Now the grave is mostly visited by local songbirds like this Pacific Wren. Another new bird for me.
This is where I finally tracked down my Alaska jinx bird; Snow Bunting. Jinx birds are species that should be fairly easy to find, but manage to elude a particular birder for years. 16 years in my case.
I even managed to see an immature Snow Bunting. It emerged from a burrow. Was that where its parents hid their nest? I don't know.
The northeast Point is also a good place to see many wild flowers like these extra tiny, Arctic Forget-me-nots.
Dewdrops caught on fuzzy leafed, Lupine.
Arctic Poppies.
I forget what these are called.
Okay bird experts, what is it?

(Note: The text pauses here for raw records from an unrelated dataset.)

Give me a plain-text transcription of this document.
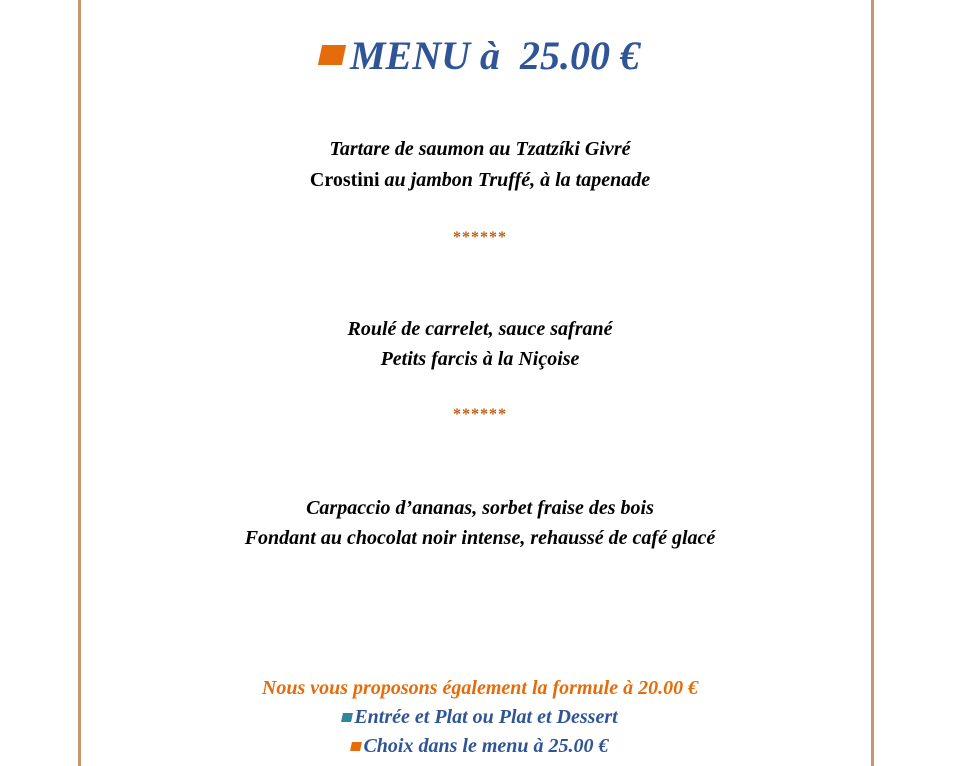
MENU à  25.00 €
Tartare de saumon au Tzatzíki Givré
Crostini au jambon Truffé, à la tapenade
******
Roulé de carrelet, sauce safrané
Petits farcis à la Niçoise
******
Carpaccio d’ananas, sorbet fraise des bois
Fondant au chocolat noir intense, rehaussé de café glacé
Nous vous proposons également la formule à 20.00 €
Entrée et Plat ou Plat et Dessert
Choix dans le menu à 25.00 €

Here is a hint, it is not a junco. The next photo will reveal its identity.
The island form of the Gray-crowned Rosy Finch is larger and darker than mainland forms. The bird in the last photo is the juvenile of the species. This bird is perched on a crab pot near town.
A disheveled looking, Northern Fulmar. You can see why they are called tube-noses.
Another photo of the dark phase fulmar. Birds to the north of the Aleutians tend to be darker. Birds to the south are seldom dark.
There is still plenty of good stuff from the Pribilofs to come.